Jessica stepped out and down the hallway to talk to the mother. Sturtevante followed. The woman said she was Rowena Metzger, wife of Phillip K. Metzger. Sturtevante knew what this meant, so she explained for Jessica's sake. “Only the most powerful business leader in the city.”

“Cinthia, our daughter, absolutely rejected her father's and my lifestyle and all that we offered her. This began after she started at the university.”

“University of Philadelphia?” asked Jessica.

The mother nodded, still sobbing. Finally, she added, “She wanted so to become an artist and poet. Now… my God… nooooo!” The wailing moan ripped at Jessica's heart.

'Take her to St. Behan's Hospital,” Sturtevante told a nearby medic as she helped Mrs. Metzger to her feet. “She will need something to calm her down until her husband can be located.”

When the sobbing woman was led away, Sturtevante said to Jessica, “The Metzgers, Phillip and Rowena there, regularly appear on the society pages.”

“And now they're front-page news.”

Jessica and Sturtevante returned to the death room to find Kim Desinor attempting a second reading of the body. “It's teasing, something being held out of reach,” Kim muttered, when suddenly Phillip Metzger, a tall, barrel-chested, white-haired man, charged in bull-like. He had become another of the walking wounded-another victim.

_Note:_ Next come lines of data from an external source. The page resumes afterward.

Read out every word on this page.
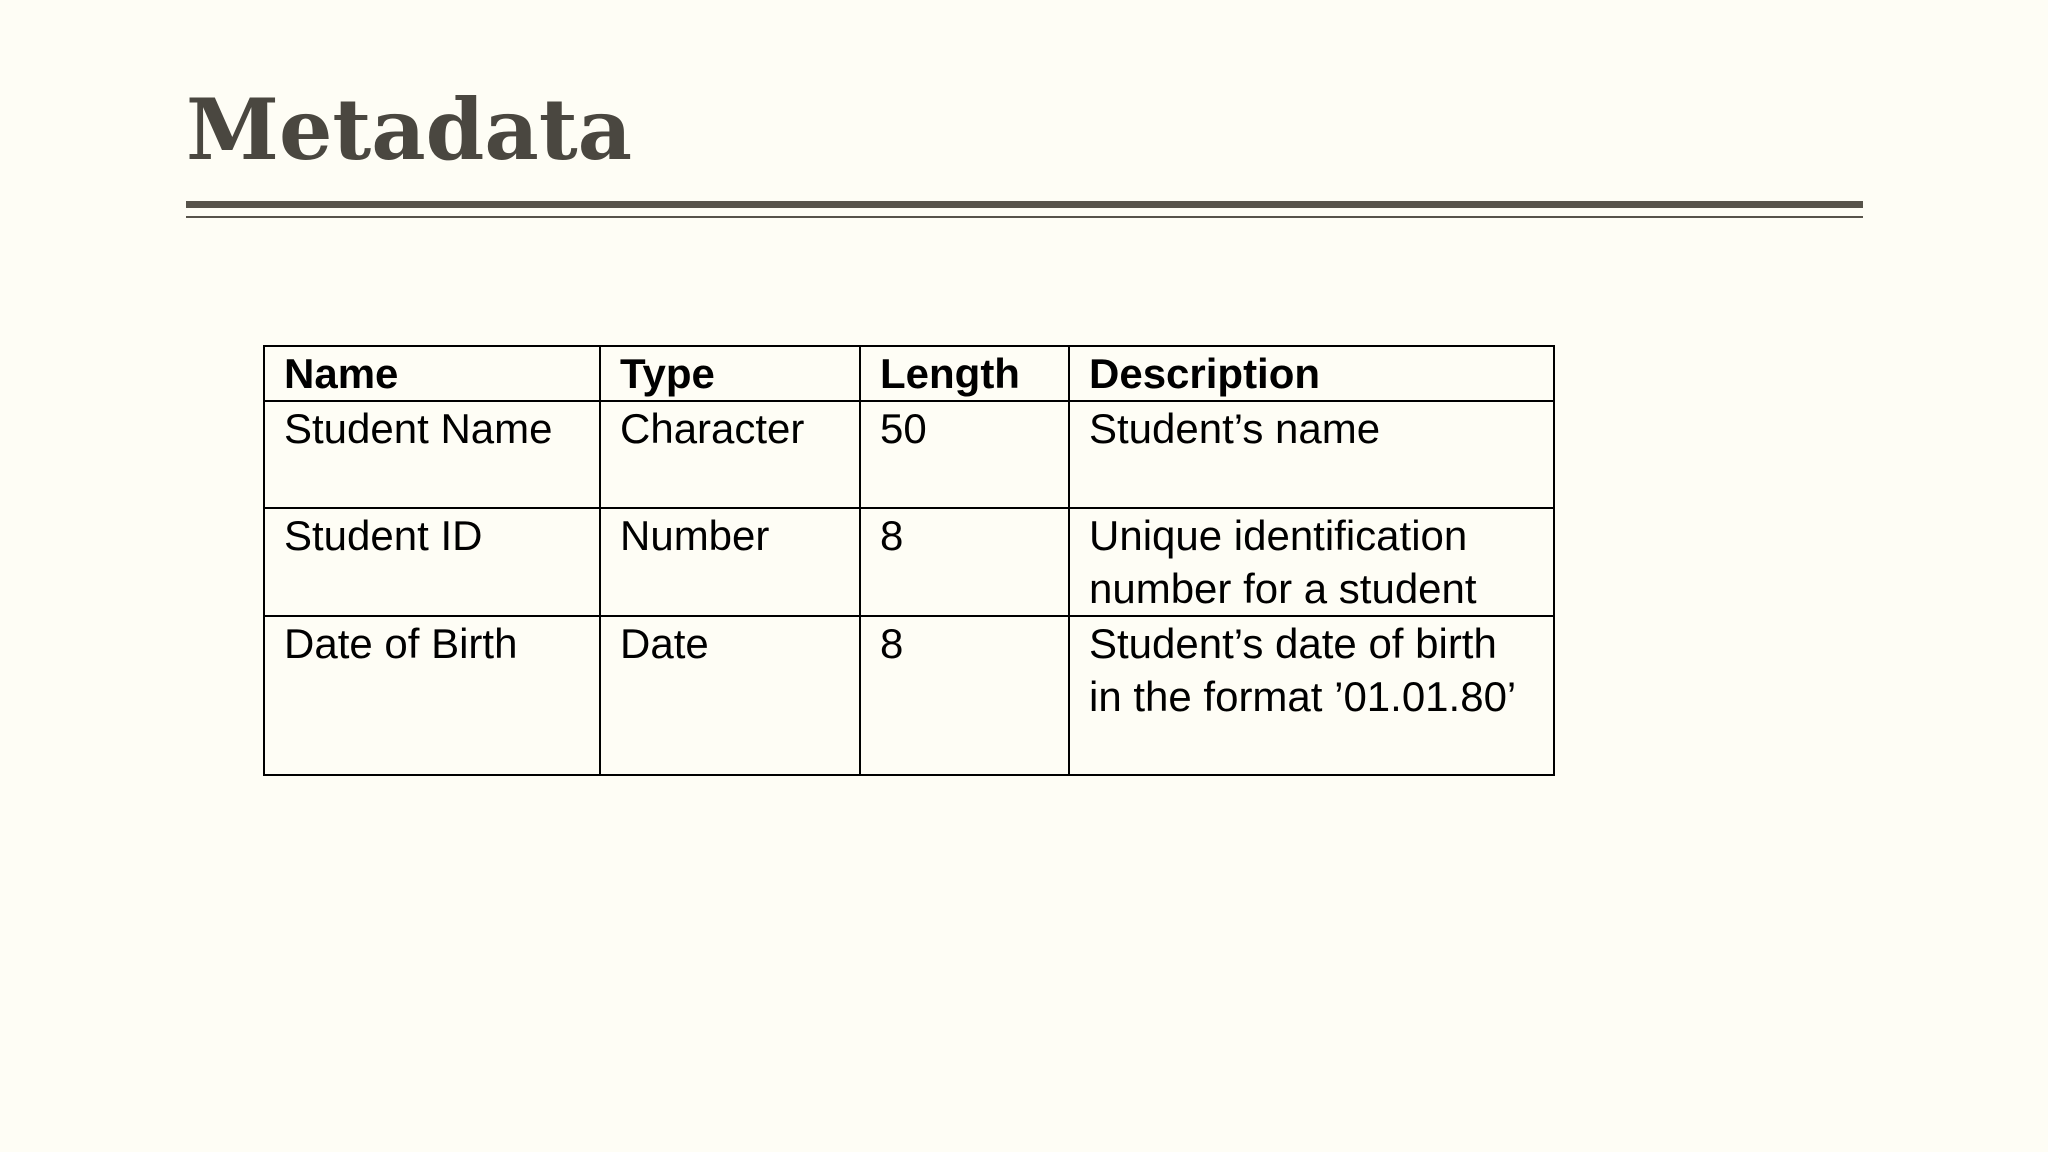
Metadata
Name	Type	Length	Description
Student Name	Character	50	Student’s name
Student ID	Number	8	Unique identification number for a student
Date of Birth	Date	8	Student’s date of birth in the format ’01.01.80’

“Get away from her! Get away!” he cried out at them as if they were all ghouls, and as if he somehow believed the girl might be saved by his touch. He fell to his knees over his daughter, grabbed her up in his arms, and rocked and sobbed as uncontrollably as a hurt child.

Sturtevante looked shaken, Jessica thought as the PPD detective moved her toward the door. “Can we talk privately?” the detective asked. “I need to talk to you alone… now.”

Jessica did not argue; Sturtevante's voice had become at once tremulous and conspiratorial.